Last week, however, I found the time to attend an interdisciplinary seminar called ‘Bilingualism and the Brain’. The seminar was part of a series called ‘Brain and Mind – from Concrete to Abstract’, the aim of which is to bring together academics from the sciences and the humanities to discuss approaches to a variety of different topics. ‘Bilingualism and the Brain’ took place in the beautiful surroundings of St Hilda’s College (finally: a reason for me to visit!), and involved presentations from five different academics as well as an interdisciplinary discussion panel. The real draw for me was Dr Victoria Murphy: I’ve heard her speak before, and she has done a lot of interesting research into both language acquisition and EAL (English as an Additional Language). More on that another time, though! Here are a few interesting facts I learned during the seminar:
Or thereabouts… In her opening speech, Dr Kerstin Hoge defined a bilingual person as someone ‘who uses more than one language creatively’ (as opposed to someone who knows a range of lexical chunks, but cannot manipulate that language). I had always considered bilingualism to mean native speaker fluency in two languages, but Dr Hoge pointed out that proficiency can wax and wane (I can definitely attest to that!), and the definition of ‘bilingualism’ is the same regardless of when you start learning the second language.
After brain damage, language abilities return at different rates.
Dr Kate Watkins talked about aphasia in bilingual people following strokes. When aphasia occurs, the two languages usually recover at different rates. According to Pitres rule, the more familiar language recovers first. According to Ribot’s Law, the mother tongue recovers first. A more modern theory is that of dynamic recovery: how quickly and how well the language returns depends on a number of factors, including exposure, age of acquisition, proficiency in the language and the language of the environment in which the patient is recovering.
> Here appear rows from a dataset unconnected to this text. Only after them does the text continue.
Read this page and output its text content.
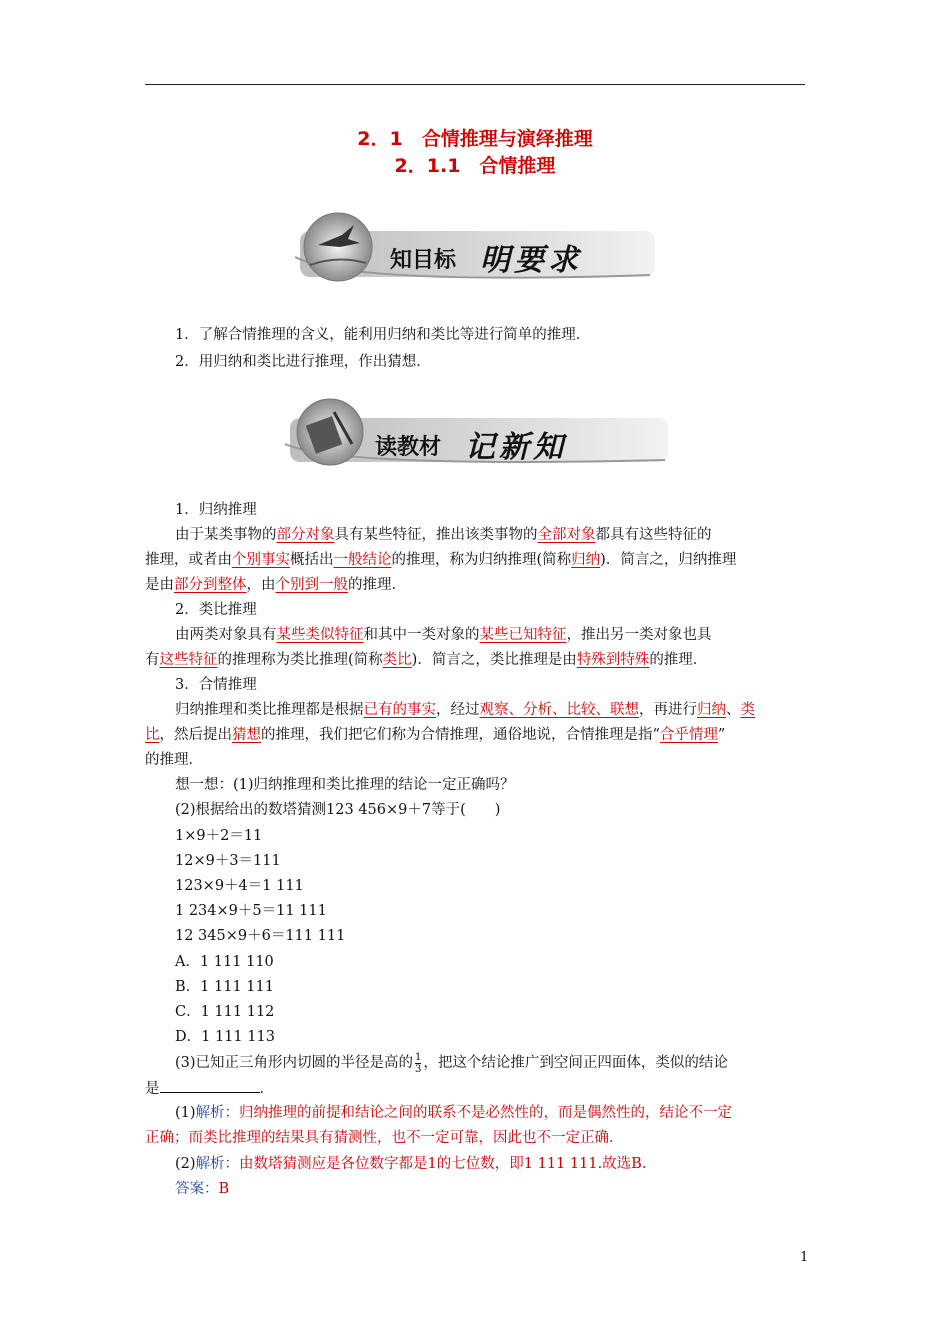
2．1　合情推理与演绎推理
2．1.1　合情推理
知目标 明要求
1．了解合情推理的含义，能利用归纳和类比等进行简单的推理．
2．用归纳和类比进行推理，作出猜想．
读教材 记新知
1．归纳推理
由于某类事物的部分对象具有某些特征，推出该类事物的全部对象都具有这些特征的
推理，或者由个别事实概括出一般结论的推理，称为归纳推理(简称归纳)．简言之，归纳推理
是由部分到整体，由个别到一般的推理．
2．类比推理
由两类对象具有某些类似特征和其中一类对象的某些已知特征，推出另一类对象也具
有这些特征的推理称为类比推理(简称类比)．简言之，类比推理是由特殊到特殊的推理．
3．合情推理
归纳推理和类比推理都是根据已有的事实，经过观察、分析、比较、联想，再进行归纳、类
比，然后提出猜想的推理，我们把它们称为合情推理，通俗地说，合情推理是指“合乎情理”
的推理．
想一想：(1)归纳推理和类比推理的结论一定正确吗？
(2)根据给出的数塔猜测123 456×9＋7等于(　　)
1×9＋2＝11
12×9＋3＝111
123×9＋4＝1 111
1 234×9＋5＝11 111
12 345×9＋6＝111 111
A．1 111 110
B．1 111 111
C．1 111 112
D．1 111 113
(3)已知正三角形内切圆的半径是高的 $\frac{1}{3}$ ，把这个结论推广到空间正四面体，类似的结论
是	．
(1)解析：归纳推理的前提和结论之间的联系不是必然性的，而是偶然性的，结论不一定
正确；而类比推理的结果具有猜测性，也不一定可靠，因此也不一定正确．
(2)解析：由数塔猜测应是各位数字都是1的七位数，即1 111 111.故选B.
答案：B
1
Bilingualism is a global norm.
Dr Themelis Karaminis conducts a lot of research into bilingual babies, and reminded the audience that bilingualism is a global norm, not an exception. I’m feeling a little less special now…
The UK has a ‘monolingual mindset in a multilingual world’.
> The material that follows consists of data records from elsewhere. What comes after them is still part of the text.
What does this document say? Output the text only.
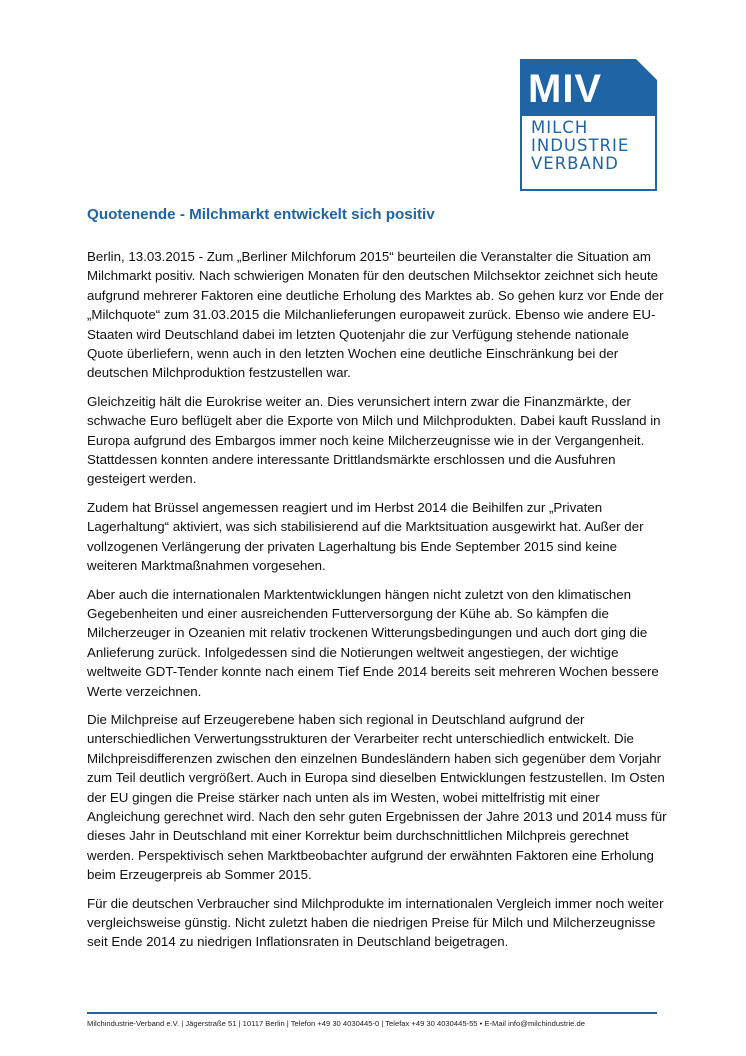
MIV
MILCH
INDUSTRIE
VERBAND
Quotenende - Milchmarkt entwickelt sich positiv

Berlin, 13.03.2015 - Zum „Berliner Milchforum 2015“ beurteilen die Veranstalter die Situation am Milchmarkt positiv. Nach schwierigen Monaten für den deutschen Milchsektor zeichnet sich heute aufgrund mehrerer Faktoren eine deutliche Erholung des Marktes ab. So gehen kurz vor Ende der „Milchquote“ zum 31.03.2015 die Milchanlieferungen europaweit zurück. Ebenso wie andere EU-Staaten wird Deutschland dabei im letzten Quotenjahr die zur Verfügung stehende nationale Quote überliefern, wenn auch in den letzten Wochen eine deutliche Einschränkung bei der deutschen Milchproduktion festzustellen war.

Gleichzeitig hält die Eurokrise weiter an. Dies verunsichert intern zwar die Finanzmärkte, der schwache Euro beflügelt aber die Exporte von Milch und Milchprodukten. Dabei kauft Russland in Europa aufgrund des Embargos immer noch keine Milcherzeugnisse wie in der Vergangenheit. Stattdessen konnten andere interessante Drittlandsmärkte erschlossen und die Ausfuhren gesteigert werden.

Zudem hat Brüssel angemessen reagiert und im Herbst 2014 die Beihilfen zur „Privaten Lagerhaltung“ aktiviert, was sich stabilisierend auf die Marktsituation ausgewirkt hat. Außer der vollzogenen Verlängerung der privaten Lagerhaltung bis Ende September 2015 sind keine weiteren Marktmaßnahmen vorgesehen.

Aber auch die internationalen Marktentwicklungen hängen nicht zuletzt von den klimatischen Gegebenheiten und einer ausreichenden Futterversorgung der Kühe ab. So kämpfen die Milcherzeuger in Ozeanien mit relativ trockenen Witterungsbedingungen und auch dort ging die Anlieferung zurück. Infolgedessen sind die Notierungen weltweit angestiegen, der wichtige weltweite GDT-Tender konnte nach einem Tief Ende 2014 bereits seit mehreren Wochen bessere Werte verzeichnen.

Die Milchpreise auf Erzeugerebene haben sich regional in Deutschland aufgrund der unterschiedlichen Verwertungsstrukturen der Verarbeiter recht unterschiedlich entwickelt. Die Milchpreisdifferenzen zwischen den einzelnen Bundesländern haben sich gegenüber dem Vorjahr zum Teil deutlich vergrößert. Auch in Europa sind dieselben Entwicklungen festzustellen. Im Osten der EU gingen die Preise stärker nach unten als im Westen, wobei mittelfristig mit einer Angleichung gerechnet wird. Nach den sehr guten Ergebnissen der Jahre 2013 und 2014 muss für dieses Jahr in Deutschland mit einer Korrektur beim durchschnittlichen Milchpreis gerechnet werden. Perspektivisch sehen Marktbeobachter aufgrund der erwähnten Faktoren eine Erholung beim Erzeugerpreis ab Sommer 2015.

Für die deutschen Verbraucher sind Milchprodukte im internationalen Vergleich immer noch weiter vergleichsweise günstig. Nicht zuletzt haben die niedrigen Preise für Milch und Milcherzeugnisse seit Ende 2014 zu niedrigen Inflationsraten in Deutschland beigetragen.

Milchindustrie-Verband e.V. | Jägerstraße 51 | 10117 Berlin | Telefon +49 30 4030445-0 | Telefax +49 30 4030445-55 • E-Mail info@milchindustrie.de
Dr Victoria Murphy presented an overview of EAL in UK schools. She told the audience that in 2014, 19% of primary school students and 14% of secondary school students were categorized under ‘EAL’, and these numbers increase every year. Languages in the UK are also unusually diverse: these EAL students speak over 360 different languages between them! Evidence shows that although bilingualism is a distinct advantage, the UK education system does little to support teachers with EAL students in their classroom, and little to promote and encourage bilingualism.
I think I have at least one more post in me about this seminar – mainly on EAL – so I will leave you to ponder those facts for a while. All in all, it was a fantastic seminar and I am very pleased that I made the time to attend.
If you’re in the Oxford area, it’s really worth keeping an eye out for public lectures and seminars. There are loads out there!